Do you have a preschooler right now? If you do, you’re in good company! Preschool is an especially wonderful stage. If you have already experienced the joy of living with a preschooler, you understand how priceless this stage is. If you have an up and coming toddler, expect delightful days right around the corner. What’s so great about the preschool stage? While preschoolers are noticeably gaining independence, almost every word that comes out of their mouths is still cute. Spending time with a preschooler is sure to put a little sunshine in your day. Preschool just may be the best stage of all! And there are so many wonderful homeschool preschool resources!

Preschool is an easy stage to homeschool too. A little time being read to, a little educational play, a little outdoor time, and a lot of love is what preschoolers need. “Homeschooling is one of the greatest gifts you can give your preschool child! Who knows your child better than you?” said Tina Rice in “Organizing your Preschooler and your Preschool,” an article Rice wrote for The Old Schoolhouse® Magazine

Homeschool Preschool Resources

Preschool = Play

Preschoolers are curious and energetic and naturally learning all the time. They really don’t need a fancy or expensive curriculum! They need lots of opportunities and time spent with you. Many of the activities you’re already enjoying with your preschool are actually an investment in their education:

  • spending time in nature
  • taking walks
  • collecting stones or shells or leaves 
  • reading and learning to recognize letters
  • counting and learning to recognize numbers
  • sorting 
  • helping 
  • playing creatively (coloring, playdough, painting, etc.)
  • building with blocks
  • making forts
  • pretending 

Add the activities your preschooler enjoys into your homeschool. Now look at the list again and notice what “school” categories or developmental areas the activities fit under. Sorting, for example, is early math; so is counting. The daily activities of a preschooler also cover a lot of necessary development. You can think of sorting or coloring or playing with playdough as time spent developing fine motor skills. You can be creative and challenge them in new ways while they go about whatever keeps them busy. If you’re on a walk with your preschooler, work on gross motor skills by challenging them to hop or skip. Keep doing the activities you’re already doing together, and remember that play is their “work” right now.  All of their natural activities help them learn about the world, which is still a pretty new and exciting place to them.

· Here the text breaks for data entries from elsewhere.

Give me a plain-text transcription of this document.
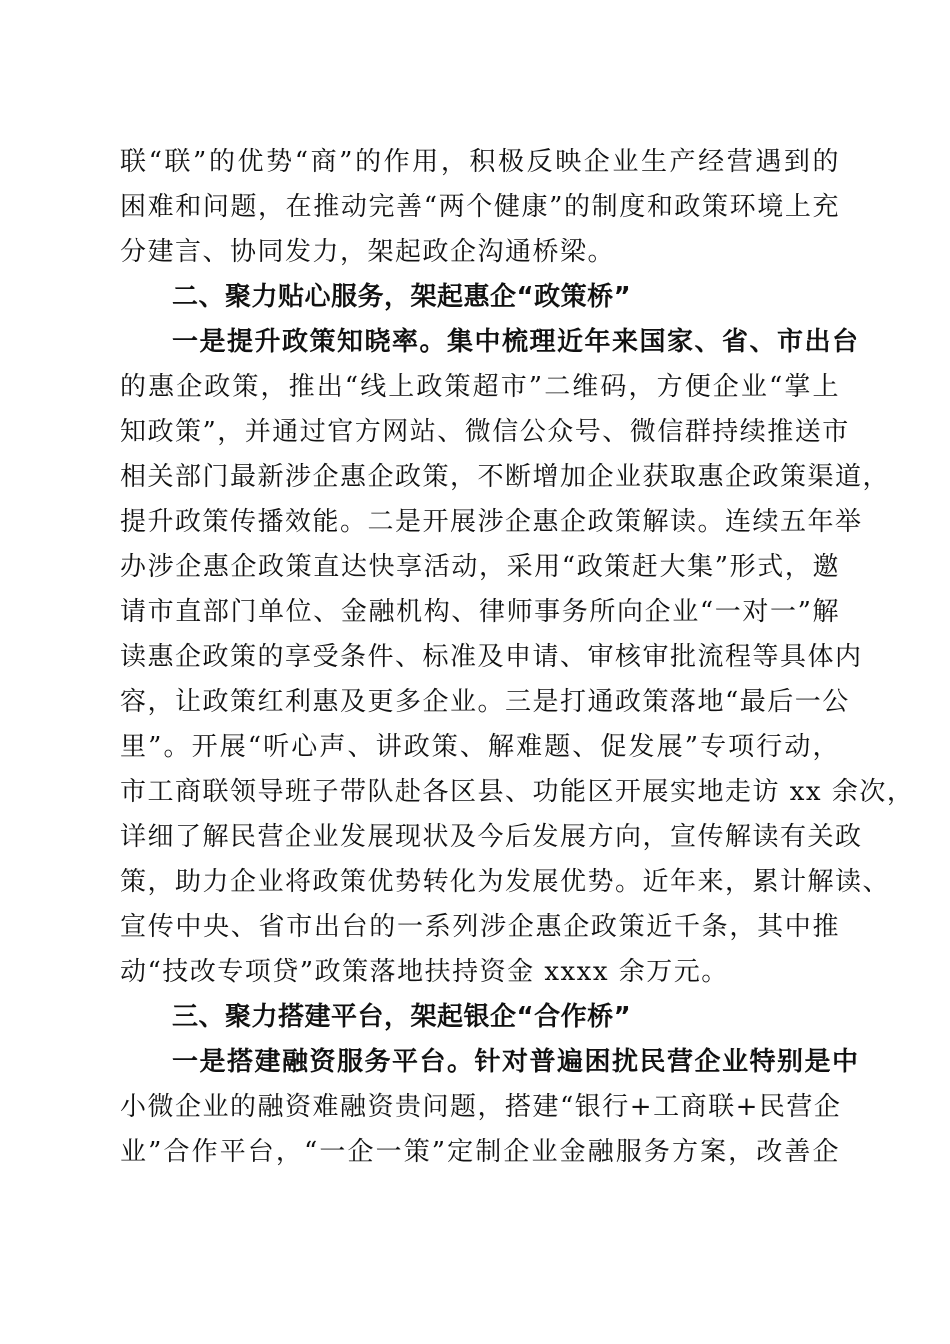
联“联”的优势“商”的作用，积极反映企业生产经营遇到的
困难和问题，在推动完善“两个健康”的制度和政策环境上充
分建言、协同发力，架起政企沟通桥梁。
二、聚力贴心服务，架起惠企“政策桥”
一是提升政策知晓率。集中梳理近年来国家、省、市出台
的惠企政策，推出“线上政策超市”二维码，方便企业“掌上
知政策”，并通过官方网站、微信公众号、微信群持续推送市
相关部门最新涉企惠企政策，不断增加企业获取惠企政策渠道，
提升政策传播效能。二是开展涉企惠企政策解读。连续五年举
办涉企惠企政策直达快享活动，采用“政策赶大集”形式，邀
请市直部门单位、金融机构、律师事务所向企业“一对一”解
读惠企政策的享受条件、标准及申请、审核审批流程等具体内
容，让政策红利惠及更多企业。三是打通政策落地“最后一公
里”。开展“听心声、讲政策、解难题、促发展”专项行动，
市工商联领导班子带队赴各区县、功能区开展实地走访 xx 余次，
详细了解民营企业发展现状及今后发展方向，宣传解读有关政
策，助力企业将政策优势转化为发展优势。近年来，累计解读、
宣传中央、省市出台的一系列涉企惠企政策近千条，其中推
动“技改专项贷”政策落地扶持资金 xxxx 余万元。
三、聚力搭建平台，架起银企“合作桥”
一是搭建融资服务平台。针对普遍困扰民营企业特别是中
小微企业的融资难融资贵问题，搭建“银行+工商联+民营企
业”合作平台，“一企一策”定制企业金融服务方案，改善企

What fun to see the world through a preschooler’s eyes! 

Try a Routine

Rice shared more wisdom for parents of preschoolers: “Do you or your preschooler need a structured routine? If so, set up a daily schedule of activities but keep in mind that while many preschoolers flourish with a regular routine, some do not. Again, be a student of your child and you will get clues from their behavior if your routine is helpful or not working.” There is no right or wrong routine, just follow whatever works best for your child and your family. Maybe you both enjoy starting the day snuggled in with a story, followed by breakfast and chatter. Then you could tackle the kitchen chores or start the laundry together, letting your child know their contributions like clearing the table and folding wash cloths are important and helpful. A morning walk might be a fun thing to add to your routine. The possibilities are endless and you can follow whatever works with the realistic needs of your family.

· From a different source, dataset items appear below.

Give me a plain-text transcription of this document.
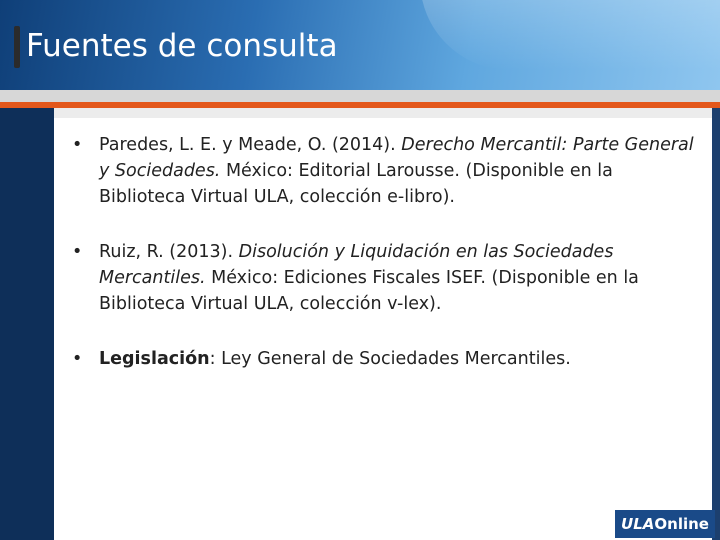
Fuentes de consulta
• Paredes, L. E. y Meade, O. (2014). Derecho Mercantil: Parte General y Sociedades. México: Editorial Larousse. (Disponible en la Biblioteca Virtual ULA, colección e-libro).
• Ruiz, R. (2013). Disolución y Liquidación en las Sociedades Mercantiles. México: Ediciones Fiscales ISEF. (Disponible en la Biblioteca Virtual ULA, colección v-lex).
• Legislación: Ley General de Sociedades Mercantiles.
ULAOnline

Keep Preschoolers Busy & Active

If you have other children to care for, it can be helpful to have a few items on hand to entertain your preschooler, especially if you’re homeschooling older siblings. Alyssa Riggan shared fabulous ideas complete with photos, that may put a little extra time in your day. Don’t miss her post: “Sensory Bins and Preschoolers.” Another post shares interesting information on the physical activity needs of homeschooled preschoolers. “Children should not be sedentary for more than sixty minutes at a time, except when sleeping,” according to “Fun Physical Activities for Young Children! (Dr. Craft’s Active Play! Books Review).”

If you would like to keep reading on the delightful subject of preschool, start right here on with Charlotte’s article “4 Tips for Homeschooling Preschool.” The Old Schoolhouse® Magazine has many articles on preschool too, and you can read the magazine online or on your phone—free! Use the search feature in the TOS App ( or in the Digital Magazine Library to find preschool articles, especially geared towards homeschooling. The Homeschool Minute recently covered the topic “Should Preschoolers be Homeschooled?The Homeschool Minute is an eNewsletter you’ll love that includes four godly authors sharing unique insight into preschool. 

Here’s one last idea to make the most of preschool days: keep a record of some of the funny things your preschooler says. Start a page in your planner, perhaps, and jot down some silly sayings that will help you remember these extraordinary preschool days. Keep a list for each child around this stage. The memories of preschool days will be a treasure to add to your family history and certain to give you a grin in the years ahead.